From: HP-France,ex2 ("SANCHEZ-MONGE,ANTONIO)
Date: Wed Feb 25 2004 - 13:06:52 GMT-3
Hi Michael,
-> Won't max-reserved-bandwidth 100 be a good default command to use with
MQC interfaces?
Reserving 100% of the total bandwidth may starve the router generated
traffic and break routing protocols and other essential management traffic.
That's why it is 75% by default and not 100%.
Cheers,
Ato.
-----Original Message-----
From: Michael Snyder [mailto:msnyder@revolutioncomputer.com]
Sent: miircoles, 25 de febrero de 2004 16:52
To: ccielab@groupstudy.com
Cc: alsontra@hotmail.com
Subject: RE: MQC for bandwidth reservation (max-reserved-bandwidth 100)
Well, if you are using more that 75% of the bandwidth value (per the show
int cmd) then you need to up the upper limit.

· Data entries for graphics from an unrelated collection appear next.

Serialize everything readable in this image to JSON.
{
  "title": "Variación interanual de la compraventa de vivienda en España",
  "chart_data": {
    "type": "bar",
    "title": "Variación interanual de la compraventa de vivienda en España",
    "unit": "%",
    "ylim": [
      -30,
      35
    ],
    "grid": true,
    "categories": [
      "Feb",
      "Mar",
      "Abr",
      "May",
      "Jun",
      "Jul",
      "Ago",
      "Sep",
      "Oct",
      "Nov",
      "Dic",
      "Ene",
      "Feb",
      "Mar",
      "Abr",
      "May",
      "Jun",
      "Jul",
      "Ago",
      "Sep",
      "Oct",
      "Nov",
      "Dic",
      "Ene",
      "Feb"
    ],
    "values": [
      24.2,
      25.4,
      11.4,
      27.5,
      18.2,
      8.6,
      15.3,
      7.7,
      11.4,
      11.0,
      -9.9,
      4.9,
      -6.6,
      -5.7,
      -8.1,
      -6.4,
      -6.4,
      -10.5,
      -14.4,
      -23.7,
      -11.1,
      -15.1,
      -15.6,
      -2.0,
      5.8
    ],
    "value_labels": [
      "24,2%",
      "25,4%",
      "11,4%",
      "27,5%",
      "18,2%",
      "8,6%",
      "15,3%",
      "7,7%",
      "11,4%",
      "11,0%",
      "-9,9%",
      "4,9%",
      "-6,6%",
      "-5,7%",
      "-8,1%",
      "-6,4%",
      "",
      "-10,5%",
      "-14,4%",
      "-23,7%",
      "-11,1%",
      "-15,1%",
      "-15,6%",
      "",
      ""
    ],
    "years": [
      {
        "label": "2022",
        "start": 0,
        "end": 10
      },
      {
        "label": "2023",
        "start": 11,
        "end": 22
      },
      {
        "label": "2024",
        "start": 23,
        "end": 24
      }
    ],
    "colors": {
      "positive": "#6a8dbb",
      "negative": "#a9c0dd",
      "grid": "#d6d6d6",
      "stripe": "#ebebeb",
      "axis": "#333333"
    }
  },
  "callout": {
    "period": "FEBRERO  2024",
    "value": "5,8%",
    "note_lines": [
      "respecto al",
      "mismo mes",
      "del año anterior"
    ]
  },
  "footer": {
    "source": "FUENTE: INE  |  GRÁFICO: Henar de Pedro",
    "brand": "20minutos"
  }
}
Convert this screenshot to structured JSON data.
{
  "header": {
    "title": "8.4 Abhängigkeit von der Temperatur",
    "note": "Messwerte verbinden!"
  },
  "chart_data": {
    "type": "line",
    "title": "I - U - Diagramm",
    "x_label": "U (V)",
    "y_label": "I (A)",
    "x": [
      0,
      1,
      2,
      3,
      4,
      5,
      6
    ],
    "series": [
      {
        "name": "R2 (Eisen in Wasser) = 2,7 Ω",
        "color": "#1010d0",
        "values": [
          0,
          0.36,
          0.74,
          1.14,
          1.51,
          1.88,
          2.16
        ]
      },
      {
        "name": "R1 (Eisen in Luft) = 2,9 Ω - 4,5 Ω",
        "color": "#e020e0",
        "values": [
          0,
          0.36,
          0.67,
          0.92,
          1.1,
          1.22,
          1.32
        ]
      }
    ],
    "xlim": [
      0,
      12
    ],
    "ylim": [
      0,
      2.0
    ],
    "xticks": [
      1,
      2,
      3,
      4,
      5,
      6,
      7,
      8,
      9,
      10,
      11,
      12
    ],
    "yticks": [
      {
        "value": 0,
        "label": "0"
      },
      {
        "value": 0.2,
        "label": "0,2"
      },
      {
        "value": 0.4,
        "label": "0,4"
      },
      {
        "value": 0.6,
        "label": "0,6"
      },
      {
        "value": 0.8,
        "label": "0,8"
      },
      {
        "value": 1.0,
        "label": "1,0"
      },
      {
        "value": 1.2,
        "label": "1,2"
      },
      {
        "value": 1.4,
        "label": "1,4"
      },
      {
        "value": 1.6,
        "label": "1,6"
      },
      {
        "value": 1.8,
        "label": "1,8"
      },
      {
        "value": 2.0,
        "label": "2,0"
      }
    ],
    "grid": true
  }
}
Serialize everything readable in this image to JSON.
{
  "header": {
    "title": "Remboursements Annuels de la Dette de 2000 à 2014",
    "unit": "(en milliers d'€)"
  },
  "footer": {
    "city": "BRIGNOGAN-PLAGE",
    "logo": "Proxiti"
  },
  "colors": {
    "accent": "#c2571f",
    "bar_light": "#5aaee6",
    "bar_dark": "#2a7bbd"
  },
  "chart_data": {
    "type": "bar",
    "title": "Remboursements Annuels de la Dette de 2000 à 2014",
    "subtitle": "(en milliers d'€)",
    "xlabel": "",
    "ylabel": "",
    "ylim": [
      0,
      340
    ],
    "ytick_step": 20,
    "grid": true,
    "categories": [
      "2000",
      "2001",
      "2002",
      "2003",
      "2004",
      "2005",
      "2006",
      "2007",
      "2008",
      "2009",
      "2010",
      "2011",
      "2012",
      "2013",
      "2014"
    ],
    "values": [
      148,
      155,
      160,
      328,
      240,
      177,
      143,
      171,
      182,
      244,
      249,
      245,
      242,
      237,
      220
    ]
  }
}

R8(config-if)#max-reserved-bandwidth 100
Which brings up a question,
Won't max-reserved-bandwidth 100 be a good default command to use with MQC
interfaces?
-----Original Message-----
From: alsontra@hotmail.com [mailto:alsontra@hotmail.com]
Sent: Wednesday, February 25, 2004 11:08 AM
To: SANCHEZ-MONGE,ANTONIO (HP-France,ex2); ccielab@groupstudy.com
Subject: Re: MQC for bandwidth reservation
Thank you Ato.
My question was more in regards of whether or not you have to specify the
command when reserving bandwidth. I've seen MQC configurations with and
without the interface level bandwidth command. I think your saying that I
only need to specify bandwidth if the reference bandwidth is different than
the interface bandwidth.
Thanks
Alsontra
----- Original Message -----
From: "SANCHEZ-MONGE,ANTONIO (HP-France,ex2)" <antonio.sanchez-monge@hp.com>
To: <alsontra@hotmail.com>; <ccielab@groupstudy.com>
Sent: Wednesday, February 25, 2004 2:29 AM
Subject: RE: MQC for bandwidth reservation
Hi Alsontra,
Both bandwidth commands have very different meanings.
Under the interface, it means the total reference bandwidth. Used for QoS
but also for routing protocols, etc... Normally you need to change it in
serial interfaces where the real bandwidth is different from T1, etc...
Under the class in a policy map, it is the bandwidth you want to reserve for
a particular class. The total reserved bandwidth cannot exceed by default
75% of the reference bandwidth.
Cheers,
Ato.
-----Original Message-----
From: nobody@groupstudy.com [mailto:nobody@groupstudy.com] On Behalf Of
alsontra@hotmail.com
Sent: miircoles, 25 de febrero de 2004 11:01
To: ccielab@groupstudy.com
Subject: MQC for bandwidth reservation
When is the interface level bandwidth command used or needed with MQC?
For example:
class-map match-all ICMP
match access-group 101
policy-map ICMP_BW
class ICMP
bandwidth 128
interface fa1/0/0
bandwidth 1500 <-----------------------------When does this need to be
specified?
service-policy output ICMP_BW
If I don't specify this, what value dose the interface policy use? The
interface bandwidth rate? And if so why would I want to change it?